When Mel Brooks is on top of his game, as he most certainly is here, the result is a movie re-watching experience wherein you say to yourself, “Oh, this is my favorite part” a dozen times or more. If you are a fan of this film, you are no doubt thinking of your favorites right now and Pavlovian responses to things like “Frau Blucher!” (neigh) and “Would you like to have a roll in zee hay?” spring to mind with great happiness. Personally, I cannot watch this movie without laughing uncontrollably despite having seen it probably 25 times. Gene Hackman as the blind hermit with Peter Boyle as the monster is possibly the funniest scene in movie history – with the possible exception of the Puttin’ on the Ritz sequence. Madeline Kahn doing Madeline Kahn things is a sight to behold. Abby Normal. Wasn’t your hump on the other side? What hump? He vas my boyfriend! Sedagive?!? Frederick trying to reason with the monster. Kemp playing darts. And on and on and on. Every bit of it holds up despite all the copycats to the spoof genre (and specifically the horror spoof genre) that have come since.
As we continue to grow weary with shutdowns and political divides and whatever is happening with Gamestop, do yourself a favor and relax into the classics. They do not get any more classic than Young Frankenstein. And if you must only consider it to honor Cloris Leachman – a legendary character actress who you may not know has an Oscar for The Last Picture Show and is tied wit Julia Louis-Dreyfus for the most Emmy Awards in history – then let that be the reason. I promise you will make a yummy sound watching this one.
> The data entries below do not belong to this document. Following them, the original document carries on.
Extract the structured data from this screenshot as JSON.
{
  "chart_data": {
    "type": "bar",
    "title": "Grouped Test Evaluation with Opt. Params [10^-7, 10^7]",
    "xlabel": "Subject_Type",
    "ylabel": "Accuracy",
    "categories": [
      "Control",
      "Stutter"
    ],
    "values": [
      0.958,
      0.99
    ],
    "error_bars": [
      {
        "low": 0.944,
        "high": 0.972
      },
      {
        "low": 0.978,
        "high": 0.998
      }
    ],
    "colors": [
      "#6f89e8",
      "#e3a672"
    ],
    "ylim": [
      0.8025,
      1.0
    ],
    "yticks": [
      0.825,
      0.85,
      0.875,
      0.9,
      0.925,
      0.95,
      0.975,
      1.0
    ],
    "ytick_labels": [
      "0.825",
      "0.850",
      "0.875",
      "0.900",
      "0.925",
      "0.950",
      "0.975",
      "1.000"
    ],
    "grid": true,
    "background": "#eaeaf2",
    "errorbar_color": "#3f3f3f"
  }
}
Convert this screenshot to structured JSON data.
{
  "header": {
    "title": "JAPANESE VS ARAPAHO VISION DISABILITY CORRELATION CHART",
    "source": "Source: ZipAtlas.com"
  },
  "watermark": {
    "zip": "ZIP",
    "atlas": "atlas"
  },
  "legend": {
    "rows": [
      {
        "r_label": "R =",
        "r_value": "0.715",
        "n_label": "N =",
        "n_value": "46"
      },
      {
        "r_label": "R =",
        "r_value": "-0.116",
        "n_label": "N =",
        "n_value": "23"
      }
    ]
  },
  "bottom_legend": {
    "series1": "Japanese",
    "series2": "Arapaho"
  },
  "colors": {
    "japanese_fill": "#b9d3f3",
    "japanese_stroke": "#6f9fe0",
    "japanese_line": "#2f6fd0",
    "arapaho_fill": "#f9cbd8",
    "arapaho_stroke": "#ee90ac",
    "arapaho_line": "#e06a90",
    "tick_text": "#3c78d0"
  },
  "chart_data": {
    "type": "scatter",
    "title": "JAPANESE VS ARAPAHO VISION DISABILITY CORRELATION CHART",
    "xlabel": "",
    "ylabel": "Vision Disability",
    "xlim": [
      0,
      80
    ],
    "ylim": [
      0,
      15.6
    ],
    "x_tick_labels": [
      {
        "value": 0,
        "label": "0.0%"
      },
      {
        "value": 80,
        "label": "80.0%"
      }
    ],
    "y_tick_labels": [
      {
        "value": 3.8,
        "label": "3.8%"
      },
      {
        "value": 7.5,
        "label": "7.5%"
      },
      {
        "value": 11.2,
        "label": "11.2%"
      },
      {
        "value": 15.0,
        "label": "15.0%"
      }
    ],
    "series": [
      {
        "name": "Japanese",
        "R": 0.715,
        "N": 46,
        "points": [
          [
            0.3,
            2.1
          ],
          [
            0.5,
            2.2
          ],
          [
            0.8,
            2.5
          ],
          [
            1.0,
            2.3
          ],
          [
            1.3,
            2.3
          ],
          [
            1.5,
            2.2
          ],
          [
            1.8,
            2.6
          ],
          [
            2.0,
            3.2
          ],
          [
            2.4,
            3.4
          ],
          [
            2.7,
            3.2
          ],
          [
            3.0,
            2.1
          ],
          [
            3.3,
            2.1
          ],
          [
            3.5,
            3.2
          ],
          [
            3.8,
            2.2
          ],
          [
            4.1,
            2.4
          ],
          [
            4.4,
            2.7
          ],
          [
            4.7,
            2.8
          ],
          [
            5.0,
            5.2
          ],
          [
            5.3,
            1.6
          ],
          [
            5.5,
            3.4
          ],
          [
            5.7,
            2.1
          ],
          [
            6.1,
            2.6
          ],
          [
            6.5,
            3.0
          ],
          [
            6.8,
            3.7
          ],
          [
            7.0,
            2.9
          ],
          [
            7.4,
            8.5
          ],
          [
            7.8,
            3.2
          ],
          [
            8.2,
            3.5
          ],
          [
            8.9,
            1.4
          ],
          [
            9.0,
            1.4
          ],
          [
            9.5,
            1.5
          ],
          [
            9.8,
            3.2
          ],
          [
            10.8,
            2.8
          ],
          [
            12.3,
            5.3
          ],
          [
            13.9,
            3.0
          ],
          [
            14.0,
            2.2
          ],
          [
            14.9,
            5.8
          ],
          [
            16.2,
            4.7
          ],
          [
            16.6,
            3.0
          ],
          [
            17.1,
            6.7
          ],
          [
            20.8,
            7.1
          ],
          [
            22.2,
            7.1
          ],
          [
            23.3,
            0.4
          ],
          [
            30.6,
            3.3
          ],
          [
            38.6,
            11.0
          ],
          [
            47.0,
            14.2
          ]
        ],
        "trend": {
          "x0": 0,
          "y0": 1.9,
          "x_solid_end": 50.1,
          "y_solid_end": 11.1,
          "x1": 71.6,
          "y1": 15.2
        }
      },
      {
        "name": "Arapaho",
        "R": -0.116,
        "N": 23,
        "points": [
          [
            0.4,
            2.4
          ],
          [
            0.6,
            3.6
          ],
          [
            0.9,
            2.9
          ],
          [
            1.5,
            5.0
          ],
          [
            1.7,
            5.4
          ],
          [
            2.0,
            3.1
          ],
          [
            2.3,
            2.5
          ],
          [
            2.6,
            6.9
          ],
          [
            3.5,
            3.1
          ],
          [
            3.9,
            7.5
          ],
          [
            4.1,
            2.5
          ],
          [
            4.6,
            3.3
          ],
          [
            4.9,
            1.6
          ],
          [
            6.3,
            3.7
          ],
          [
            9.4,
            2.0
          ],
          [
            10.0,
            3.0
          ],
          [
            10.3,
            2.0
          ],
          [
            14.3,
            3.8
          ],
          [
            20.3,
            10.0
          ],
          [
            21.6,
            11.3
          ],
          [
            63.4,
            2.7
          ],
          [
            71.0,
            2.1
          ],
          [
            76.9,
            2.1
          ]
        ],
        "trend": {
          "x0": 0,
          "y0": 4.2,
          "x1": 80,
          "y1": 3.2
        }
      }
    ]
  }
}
FUN FACT – The famous Puttin’ on the Ritz scene almost did not make the final cut. Mel Brooks thought it too outlandish to include, which prompted Gene Wilder (who co-wrote the film with Brooks) to fly off the handle in a passionate plea to keep it. Brooks calmly explained that if Wilder would fight that hard for it, then it was worth keeping. Thankfully, that is exactly what happened.
Just Watch says that Young Frankenstein is only available to stream on Starz or DirecTV. It does not list any other options, though I would imagine most libraries that deal in movies will have a copy. If not – buy it. It’s worth it and you’ll watch it over and over.